I am constantly revising my perspective on certain concepts and learning to apply them to my own circumstances. in my case, I have grown and its gratifying to see it.
I am trying not to force it, but it really is a sort of inner exfoliation. Sometimes, you’ve got to scrape off the parts of you that don’t really apply anymore, like how you’d scrape off dead skin cells or throw off your many layers because you’ve gone indoors and it’s not cold anymore. In my case, it’s scraping off my hesitation and lack of self esteem. If I want to be full of self confidence and self love, then I need to act like the person I want to be. Then, the rest of me will slowly fall in line.
What has led to this?
I have been replacing this self doubt with better, more affirming habits. By focusing on the person I want to be and pushing myself forward every time I begin to look back in a negative way, it is easy to outgrow my old mindset.
It isn’t that there aren’t bad things in this world or bad habits in all of us, it’s that I’m choosing to focus on the good and not dwell unnecessarily on the bad. I want a whole picture so I try to acknowledge weaknesses and strengths in others and in myself. There is darkness in this world and we must remember that, but before that, we must remember that the light is more important. We want the good things in life so we should focus and strive for them accordingly.

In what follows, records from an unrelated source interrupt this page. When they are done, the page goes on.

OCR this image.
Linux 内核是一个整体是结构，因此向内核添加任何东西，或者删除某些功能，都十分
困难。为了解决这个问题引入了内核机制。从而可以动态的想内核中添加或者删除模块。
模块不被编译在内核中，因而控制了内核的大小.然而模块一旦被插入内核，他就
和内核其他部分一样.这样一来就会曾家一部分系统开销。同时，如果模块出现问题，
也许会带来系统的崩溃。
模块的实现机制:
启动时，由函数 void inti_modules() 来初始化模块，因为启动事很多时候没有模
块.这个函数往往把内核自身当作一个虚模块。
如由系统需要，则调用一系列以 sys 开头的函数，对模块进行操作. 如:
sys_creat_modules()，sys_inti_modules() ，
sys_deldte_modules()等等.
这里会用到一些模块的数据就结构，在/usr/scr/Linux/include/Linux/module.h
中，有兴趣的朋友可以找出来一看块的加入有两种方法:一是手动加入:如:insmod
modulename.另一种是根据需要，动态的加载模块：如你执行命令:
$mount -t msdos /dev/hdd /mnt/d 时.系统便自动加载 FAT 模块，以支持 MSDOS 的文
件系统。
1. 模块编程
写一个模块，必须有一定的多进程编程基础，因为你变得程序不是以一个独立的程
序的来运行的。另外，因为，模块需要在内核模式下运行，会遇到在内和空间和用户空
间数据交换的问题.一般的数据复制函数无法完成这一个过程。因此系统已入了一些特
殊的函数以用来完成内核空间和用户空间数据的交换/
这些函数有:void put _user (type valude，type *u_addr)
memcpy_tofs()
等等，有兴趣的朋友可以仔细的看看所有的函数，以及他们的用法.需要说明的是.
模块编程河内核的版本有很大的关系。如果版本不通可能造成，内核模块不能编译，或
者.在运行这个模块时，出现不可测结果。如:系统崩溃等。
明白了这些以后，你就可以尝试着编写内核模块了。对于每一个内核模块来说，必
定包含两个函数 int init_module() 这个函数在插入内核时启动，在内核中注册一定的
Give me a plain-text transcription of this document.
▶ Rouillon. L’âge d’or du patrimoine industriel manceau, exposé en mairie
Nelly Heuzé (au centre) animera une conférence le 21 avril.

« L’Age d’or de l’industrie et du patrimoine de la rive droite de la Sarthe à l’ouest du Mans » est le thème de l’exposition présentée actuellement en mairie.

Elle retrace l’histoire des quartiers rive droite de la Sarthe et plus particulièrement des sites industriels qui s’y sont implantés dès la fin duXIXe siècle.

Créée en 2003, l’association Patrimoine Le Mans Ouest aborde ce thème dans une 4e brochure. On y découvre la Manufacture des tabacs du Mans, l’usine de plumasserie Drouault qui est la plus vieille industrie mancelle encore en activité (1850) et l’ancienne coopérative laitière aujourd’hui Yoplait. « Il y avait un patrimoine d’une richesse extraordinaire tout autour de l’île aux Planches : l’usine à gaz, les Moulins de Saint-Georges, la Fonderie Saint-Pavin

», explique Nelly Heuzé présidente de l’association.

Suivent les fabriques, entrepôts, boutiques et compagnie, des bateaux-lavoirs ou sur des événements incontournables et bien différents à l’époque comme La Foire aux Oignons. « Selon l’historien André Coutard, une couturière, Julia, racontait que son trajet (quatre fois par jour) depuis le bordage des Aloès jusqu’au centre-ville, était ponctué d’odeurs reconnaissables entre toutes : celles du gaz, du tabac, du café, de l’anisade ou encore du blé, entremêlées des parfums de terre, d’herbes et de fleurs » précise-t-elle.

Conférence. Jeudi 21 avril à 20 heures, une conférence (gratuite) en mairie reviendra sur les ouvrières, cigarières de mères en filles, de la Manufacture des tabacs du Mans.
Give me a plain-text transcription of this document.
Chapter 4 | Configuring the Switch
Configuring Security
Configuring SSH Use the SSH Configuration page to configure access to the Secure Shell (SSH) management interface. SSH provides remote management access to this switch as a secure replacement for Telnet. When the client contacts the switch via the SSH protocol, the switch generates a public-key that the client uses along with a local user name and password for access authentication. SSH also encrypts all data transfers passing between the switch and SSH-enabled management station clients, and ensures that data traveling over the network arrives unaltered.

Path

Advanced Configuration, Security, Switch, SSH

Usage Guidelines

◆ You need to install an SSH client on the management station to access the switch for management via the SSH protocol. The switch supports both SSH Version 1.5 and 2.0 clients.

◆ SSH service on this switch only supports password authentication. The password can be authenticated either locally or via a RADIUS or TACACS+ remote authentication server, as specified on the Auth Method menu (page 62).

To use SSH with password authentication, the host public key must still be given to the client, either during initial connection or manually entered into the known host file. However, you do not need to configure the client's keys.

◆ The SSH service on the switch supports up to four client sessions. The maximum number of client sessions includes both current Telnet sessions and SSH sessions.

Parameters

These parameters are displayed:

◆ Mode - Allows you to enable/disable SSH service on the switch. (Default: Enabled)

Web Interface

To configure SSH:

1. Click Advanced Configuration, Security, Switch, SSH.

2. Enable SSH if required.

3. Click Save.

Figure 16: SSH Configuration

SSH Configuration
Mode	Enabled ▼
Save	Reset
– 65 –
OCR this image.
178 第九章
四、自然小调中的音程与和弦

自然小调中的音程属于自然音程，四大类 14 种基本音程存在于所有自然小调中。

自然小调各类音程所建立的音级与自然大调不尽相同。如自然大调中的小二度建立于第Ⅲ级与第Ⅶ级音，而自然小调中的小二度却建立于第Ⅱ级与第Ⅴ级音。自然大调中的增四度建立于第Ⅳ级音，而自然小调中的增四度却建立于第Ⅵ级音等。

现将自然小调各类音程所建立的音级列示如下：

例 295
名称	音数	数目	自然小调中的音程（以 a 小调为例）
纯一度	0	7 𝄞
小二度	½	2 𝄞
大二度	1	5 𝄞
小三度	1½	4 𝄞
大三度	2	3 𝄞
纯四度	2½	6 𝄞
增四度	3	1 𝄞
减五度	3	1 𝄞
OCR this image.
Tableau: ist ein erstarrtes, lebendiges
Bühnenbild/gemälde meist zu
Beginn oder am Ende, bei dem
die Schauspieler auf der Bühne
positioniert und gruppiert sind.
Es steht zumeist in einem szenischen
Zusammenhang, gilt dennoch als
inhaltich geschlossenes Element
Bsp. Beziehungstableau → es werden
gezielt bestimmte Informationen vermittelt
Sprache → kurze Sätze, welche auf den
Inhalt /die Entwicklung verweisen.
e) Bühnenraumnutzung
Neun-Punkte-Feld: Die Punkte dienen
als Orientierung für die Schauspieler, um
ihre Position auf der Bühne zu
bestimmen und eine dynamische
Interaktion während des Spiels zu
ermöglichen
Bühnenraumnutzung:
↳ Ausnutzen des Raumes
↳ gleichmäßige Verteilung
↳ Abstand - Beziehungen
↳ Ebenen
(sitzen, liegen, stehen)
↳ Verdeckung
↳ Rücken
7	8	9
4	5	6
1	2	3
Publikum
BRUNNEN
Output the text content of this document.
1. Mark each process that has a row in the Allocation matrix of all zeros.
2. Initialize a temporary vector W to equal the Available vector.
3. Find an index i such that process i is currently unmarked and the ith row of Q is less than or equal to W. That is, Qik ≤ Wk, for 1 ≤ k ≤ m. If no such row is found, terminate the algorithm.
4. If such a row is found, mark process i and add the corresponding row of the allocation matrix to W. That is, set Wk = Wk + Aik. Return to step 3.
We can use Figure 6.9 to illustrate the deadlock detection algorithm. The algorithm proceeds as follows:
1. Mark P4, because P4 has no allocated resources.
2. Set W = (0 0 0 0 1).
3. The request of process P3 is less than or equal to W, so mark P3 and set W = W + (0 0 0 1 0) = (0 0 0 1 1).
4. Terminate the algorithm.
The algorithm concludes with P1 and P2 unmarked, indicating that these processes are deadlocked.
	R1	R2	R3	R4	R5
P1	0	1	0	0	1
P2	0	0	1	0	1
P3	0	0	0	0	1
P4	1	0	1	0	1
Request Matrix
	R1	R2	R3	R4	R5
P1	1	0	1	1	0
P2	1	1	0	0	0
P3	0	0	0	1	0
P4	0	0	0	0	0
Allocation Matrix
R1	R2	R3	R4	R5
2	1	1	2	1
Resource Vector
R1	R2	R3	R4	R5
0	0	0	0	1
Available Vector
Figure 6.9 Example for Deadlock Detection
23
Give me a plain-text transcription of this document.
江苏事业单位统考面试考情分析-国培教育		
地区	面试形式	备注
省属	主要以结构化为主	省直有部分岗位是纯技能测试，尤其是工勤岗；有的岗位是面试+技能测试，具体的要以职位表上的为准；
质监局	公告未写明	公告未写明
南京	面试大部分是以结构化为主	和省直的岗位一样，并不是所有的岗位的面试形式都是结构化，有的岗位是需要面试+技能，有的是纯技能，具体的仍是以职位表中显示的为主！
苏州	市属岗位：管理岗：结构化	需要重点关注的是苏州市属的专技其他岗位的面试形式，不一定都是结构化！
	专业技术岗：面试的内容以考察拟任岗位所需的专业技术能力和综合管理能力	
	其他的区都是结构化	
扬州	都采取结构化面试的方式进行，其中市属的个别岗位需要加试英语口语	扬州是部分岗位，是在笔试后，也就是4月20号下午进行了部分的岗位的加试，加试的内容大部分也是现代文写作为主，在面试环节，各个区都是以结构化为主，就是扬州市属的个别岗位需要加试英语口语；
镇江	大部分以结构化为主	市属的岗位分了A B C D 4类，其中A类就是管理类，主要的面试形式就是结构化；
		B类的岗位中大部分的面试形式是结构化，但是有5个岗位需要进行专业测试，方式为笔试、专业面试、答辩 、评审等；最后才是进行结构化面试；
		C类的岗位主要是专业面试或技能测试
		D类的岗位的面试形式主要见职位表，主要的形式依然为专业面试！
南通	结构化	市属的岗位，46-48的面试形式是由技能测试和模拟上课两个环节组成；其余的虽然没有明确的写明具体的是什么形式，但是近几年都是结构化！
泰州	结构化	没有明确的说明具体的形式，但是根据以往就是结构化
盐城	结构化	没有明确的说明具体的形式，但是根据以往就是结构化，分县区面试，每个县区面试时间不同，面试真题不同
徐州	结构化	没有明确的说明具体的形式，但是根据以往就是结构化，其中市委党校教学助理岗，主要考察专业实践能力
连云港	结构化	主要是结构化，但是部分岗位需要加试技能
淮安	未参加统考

Keep at those good habits. Then they’ll start to become second nature. It won’t be easy, but you’ll be happier for it in the end. The best things in life require hard work and the determination to see it through.
Self love is a journey that will never end. When you find something good, you want to share it with others. Self-love is that good thing. When you are full of love, you want to share it with others.
Now, I want to say something. Something important. Something I hadn’t put together because of my own hesitation. It’s hard for me to change sometimes and I hadn’t known what to do or how to do it, originally. Yet, as I wrote this post, it all became very clear.
This blog has all but reached its end. There will be one last post after this to tie it off and that’ll be that. There are still so many things I need to learn.
I haven’t learned to love myself yet, but I have learned to trust myself. Why then, am I ending this blog? I am ending this blog because when I started it, I didn’t truly understand how personal a journey this is.
As I’ve said before, everyone has a different path. They have different strengths, weaknesses, and inner thoughts. That’s why we all must seek our own path and there is a point at which we must acknowledge that there are things that we need to choose for ourselves and the best way to do this is to keep it private. If I ever share it, it’ll be because I’ve worked through it even more and decided it for myself.
That’s been my approach to this blog. A lot of this is not very specific for that reason. It’s mostly introspection. However, as I’ve grown to become more aware of myself, I’ve also needed to go more into detail. That’s where my journal comes in and that’s why this blog is ending.
There’s in no point in it. This project has ended where it needs to end, with me having learned to trust myself and at the foot of a path towards a greater understanding of myself and the role I hold in this world.
Thank you, Philautia Project, for allowing me to grow and see myself at a deeper level than I normally care to look. Thank you, any readers that I’ve had. I hope this was as rewarding an experience for you as it was for me.